Non dobbiamo mai scoraggiarci nella tentazione e credere che non stiamo camminando secondo Dio, se il Nemico ci seduce e cerca di farci cadere. È falsa l’idea – scrive san Massimiliano Maria Kolbe – che i santi non siano stati simili a noi. Anch’essi erano soggetti alle tentazioni, anch’essi cadevano e si rialzavano, anch’essi si sentivano oppressi dalla tristezza, indeboliti e paralizzati dallo scoraggiamento. Tuttavia, memori delle parole del Salvatore: «Senza di me non potete far nulla” [Gv 15,5], e di quelle di san Paolo: “Tutto posso in colui che mi dà forza” [Fil 4,13], non confidavano in se stessi, ma, ponendo tutta la loro fiducia in Dio, dopo ogni caduta si umiliavano, si pentivano sinceramente, purificavano l’anima nel sacramento della penitenza e poi si mettevano all’opera con un fervore ancora maggiore.
Dio ci sostiene nella prova, sempre ci è accanto. Possiamo anche cadere nella tentazione, mai però disperare della salvezza. Ci si rialza e si ricomincia il cammino, perché nulla è perduto per coloro che confidano in Dio. Il limite al mistero del male – insegna san Giovanni Paolo II – è la misericordia divina. La santità non è la perfezione morale, frutto del proprio impegno, né il credersi ineccepibili – come il fariseo al tempio – ma il fare spazio in noi alla potenza di Dio che è amore.

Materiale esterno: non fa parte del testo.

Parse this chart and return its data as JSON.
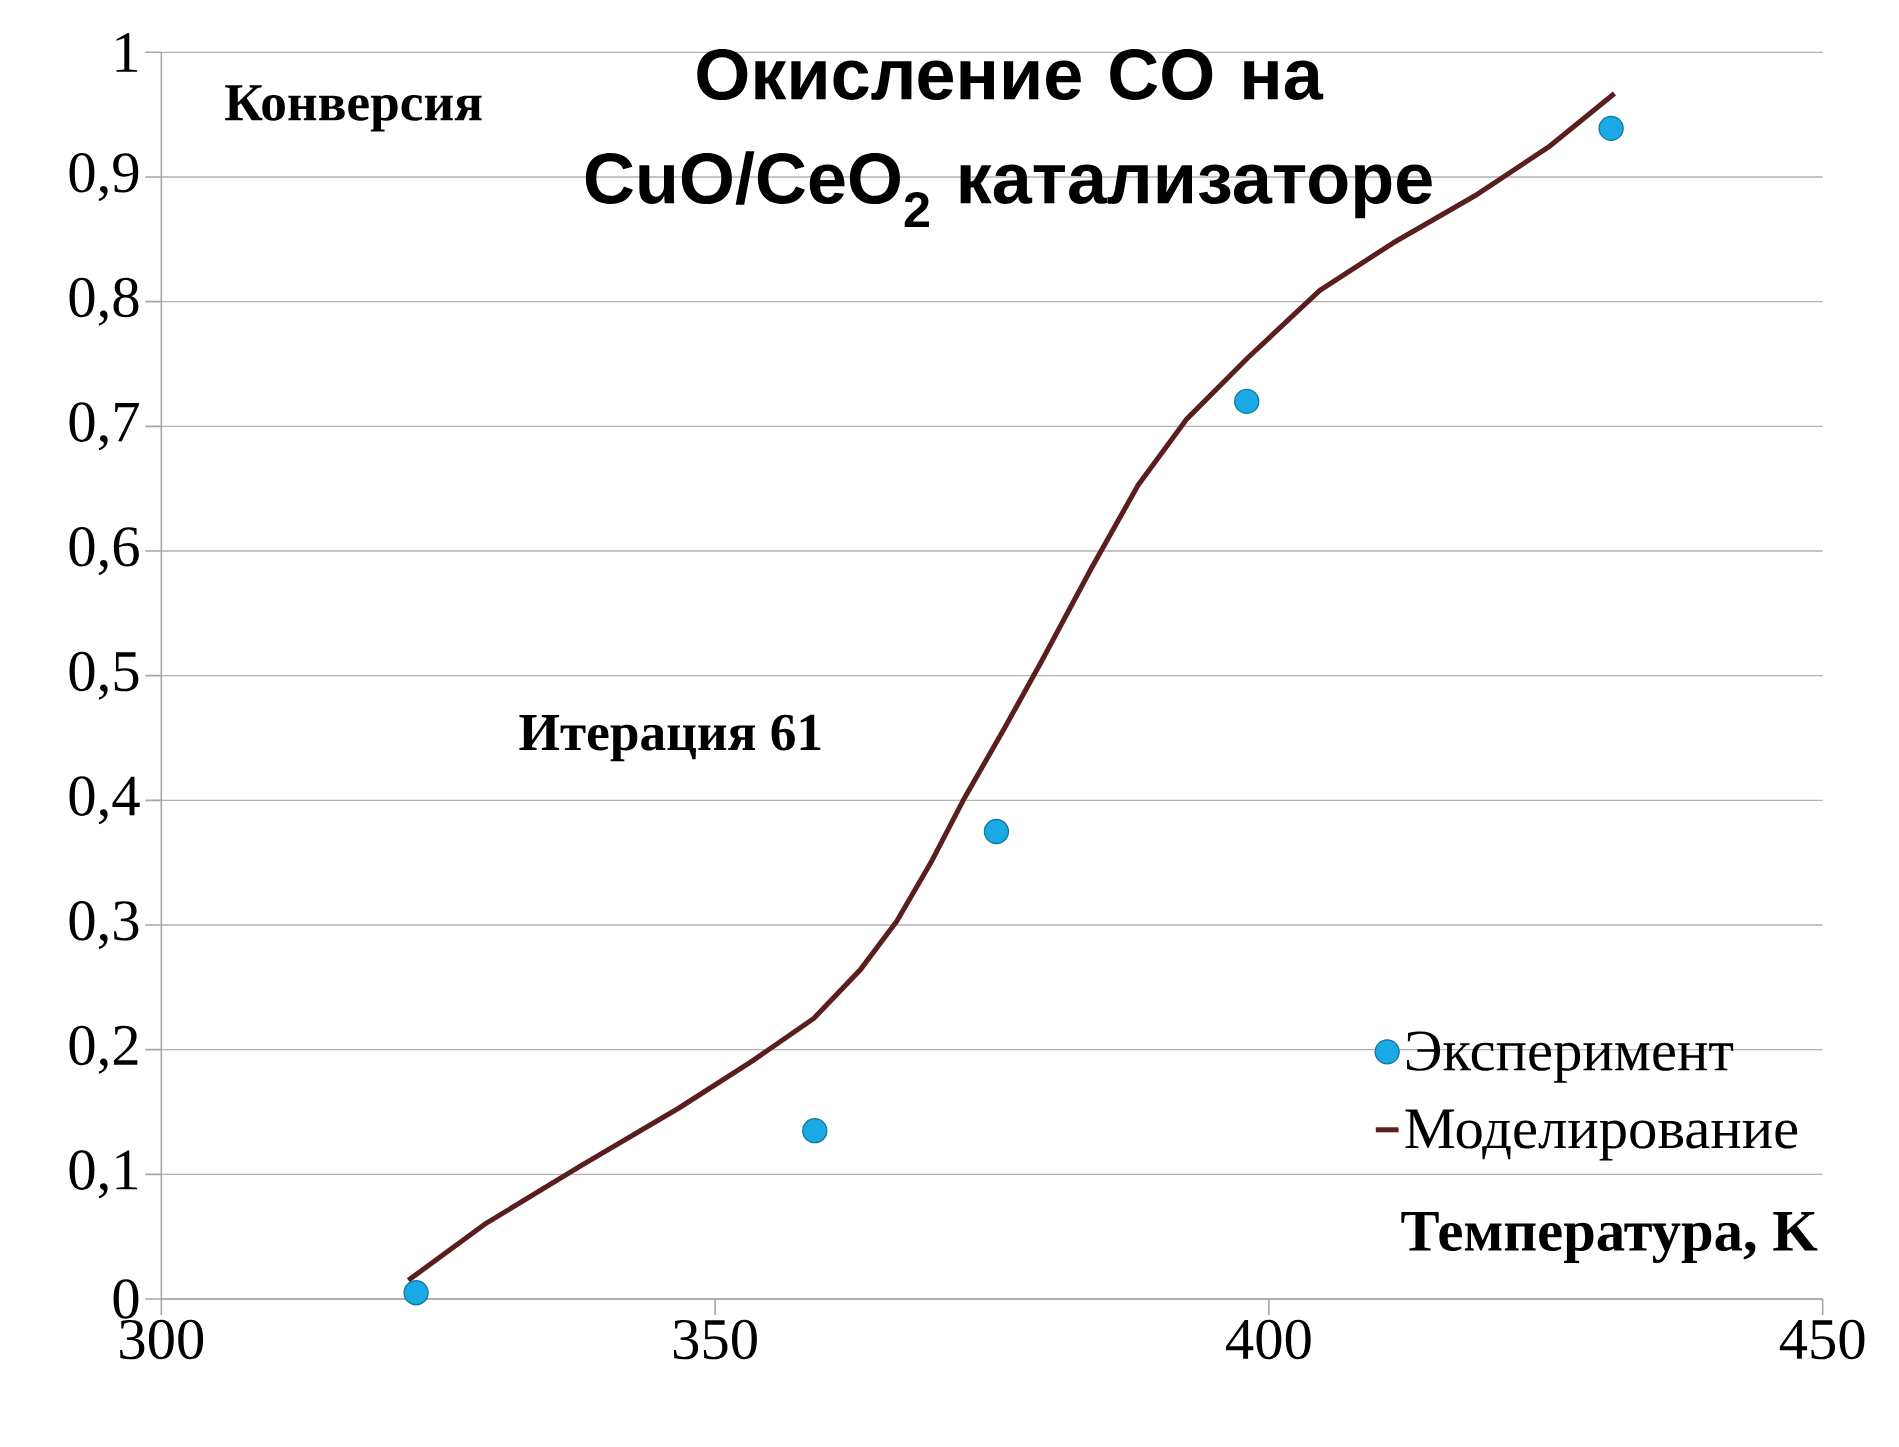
{
  "chart_data": {
    "type": "line",
    "title": "Окисление CO на CuO/CeO$_{2}$ катализаторе",
    "xlabel": "Температура, K",
    "ylabel": "Конверсия",
    "annotations": [
      "Итерация 61"
    ],
    "xlim": [
      300,
      450
    ],
    "xticks": [
      300,
      350,
      400,
      450
    ],
    "ylim": [
      0,
      1
    ],
    "yticks": [
      0,
      {
        "value": 0.1,
        "label": "0,1"
      },
      {
        "value": 0.2,
        "label": "0,2"
      },
      {
        "value": 0.3,
        "label": "0,3"
      },
      {
        "value": 0.4,
        "label": "0,4"
      },
      {
        "value": 0.5,
        "label": "0,5"
      },
      {
        "value": 0.6,
        "label": "0,6"
      },
      {
        "value": 0.7,
        "label": "0,7"
      },
      {
        "value": 0.8,
        "label": "0,8"
      },
      {
        "value": 0.9,
        "label": "0,9"
      },
      1
    ],
    "grid": "y",
    "legend": "bottom right",
    "series": [
      {
        "name": "Эксперимент",
        "type": "scatter",
        "marker": "circle",
        "color": "#1ba9e6",
        "x": [
          323,
          359,
          375.4,
          398,
          430.9
        ],
        "values": [
          0.005,
          0.135,
          0.375,
          0.72,
          0.939
        ]
      },
      {
        "name": "Моделирование",
        "marker": "none",
        "line_style": "solid",
        "color": "#5a1e1e",
        "x": [
          322.3,
          329.2,
          337.9,
          346.7,
          353.2,
          358.9,
          363.1,
          366.4,
          369.6,
          372.4,
          376.2,
          379.5,
          383.9,
          388.2,
          392.6,
          398.1,
          404.6,
          411.2,
          418.8,
          425.4,
          431.2
        ],
        "values": [
          0.015,
          0.06,
          0.107,
          0.153,
          0.19,
          0.225,
          0.264,
          0.303,
          0.352,
          0.4,
          0.459,
          0.512,
          0.585,
          0.653,
          0.706,
          0.755,
          0.809,
          0.847,
          0.886,
          0.925,
          0.967
        ]
      }
    ]
  }
}
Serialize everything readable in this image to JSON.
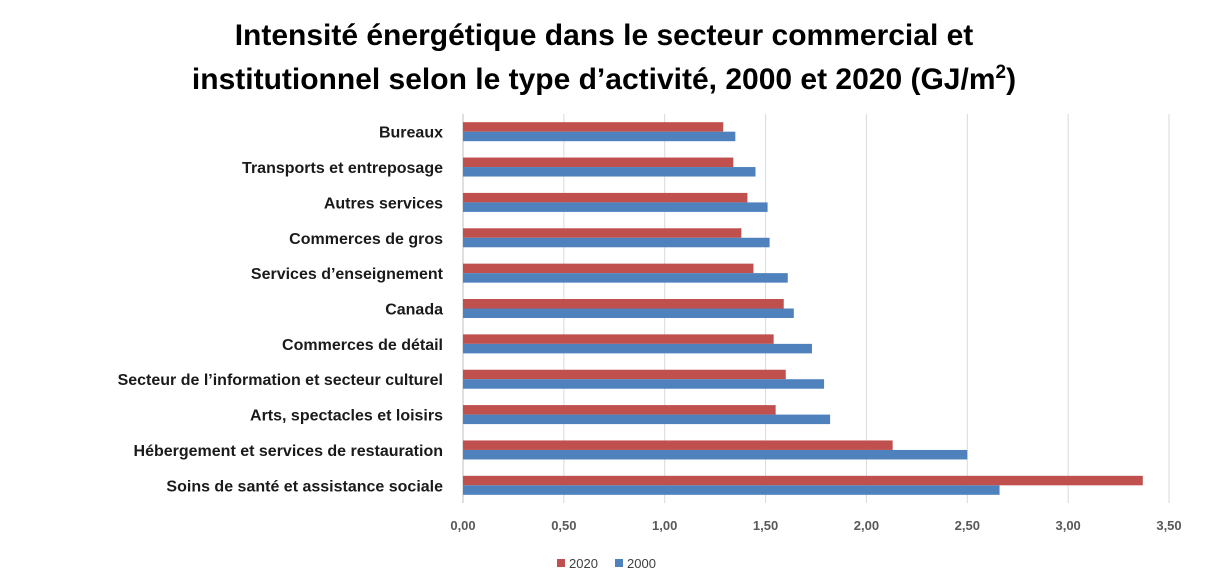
{
  "chart_data": {
    "type": "bar",
    "orientation": "horizontal",
    "title_line1": "Intensité énergétique dans le secteur commercial et",
    "title_line2": "institutionnel selon le type d’activité, 2000 et 2020 (GJ/m",
    "title_sup": "2",
    "title_end": ")",
    "categories": [
      "Bureaux",
      "Transports et entreposage",
      "Autres services",
      "Commerces de gros",
      "Services d’enseignement",
      "Canada",
      "Commerces de détail",
      "Secteur de l’information  et secteur culturel",
      "Arts, spectacles et loisirs",
      "Hébergement et services de restauration",
      "Soins de santé et assistance sociale"
    ],
    "series": [
      {
        "name": "2020",
        "color": "#c0504d",
        "values": [
          1.29,
          1.34,
          1.41,
          1.38,
          1.44,
          1.59,
          1.54,
          1.6,
          1.55,
          2.13,
          3.37
        ]
      },
      {
        "name": "2000",
        "color": "#4f81bd",
        "values": [
          1.35,
          1.45,
          1.51,
          1.52,
          1.61,
          1.64,
          1.73,
          1.79,
          1.82,
          2.5,
          2.66
        ]
      }
    ],
    "xlim": [
      0,
      3.5
    ],
    "xticks": [
      "0,00",
      "0,50",
      "1,00",
      "1,50",
      "2,00",
      "2,50",
      "3,00",
      "3,50"
    ],
    "grid": true,
    "legend_position": "bottom"
  }
}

Come vivo i momenti di prova? Avverto la tentazione e la riconosco quando si presenta oppure faccio finta di niente? Riconosco che la persona che mi è accanto sta assecondando la voce del Nemico ed intervengo con determinazione per redarguirlo? Educhiamo i nostri figli a saper riconoscere la voce di Dio e a fuggire le istigazioni del maligno? Preghiamo perché il male non vinca in noi e nei nostri rapporti?

La quiete dopo la tempesta

La scena finale, così descritta “Stava con le bestie selvatiche e gli angeli lo servivano” (v. 13), mostra l’armonia e la comunione che Gesù vive, superata la prova. Cristo è il vittorioso, così viene presentato. Le fiere non gli fanno alcun male, perché Egli è l’uomo riconciliato con la creazione, che vive la bellezza della comunione con se stesso, con Dio, attraverso lo Spirito, e con l’intero creato. Gli angeli che lo servono indicano come il Cielo sia sceso in terra perché è Dio il premio delle nostre fatiche.
Siamo solo all’inizio del cammino quaresimale e la Chiesa ci propone senza mezze misure di guardare a Gesù per imparare a considerare la lotta realtà permanete della vita cristiana. Bisogna combattere ogni giorno contro le potenze delle tenebre e percorrere la via ardua della sequela di Cristo con perseveranza, vegliando perché il sonno dell’oblio non ci sorprenda. Non è semplice combattere, ma “noi siamo più che vincitori per virtù di Colui che ci ha amati” (cf. Rm 8,37). Dio ci è accanto e, senza saperlo, nelle nostre famiglie sperimentiamo una marcia in più nel cammino arduo della vita: al nostro fianco c’è la persona che ci ama e che amiamo, colei/colui che è il segno tangibile del Dio che ama e lotta con me, virgulti intorno alla nostra mensa sono i figli che ci ricordano come l’amore, non l’egoismo genera la vita e vince le tenebre. Al pari di Cristo, anche noi, corazzati dalla grazia, combattiamo contro le potenze del male sapendo che nulla e nessuno “potrà mai separarci dall’amore di Dio in Cristo Gesù” (Rm 8,39).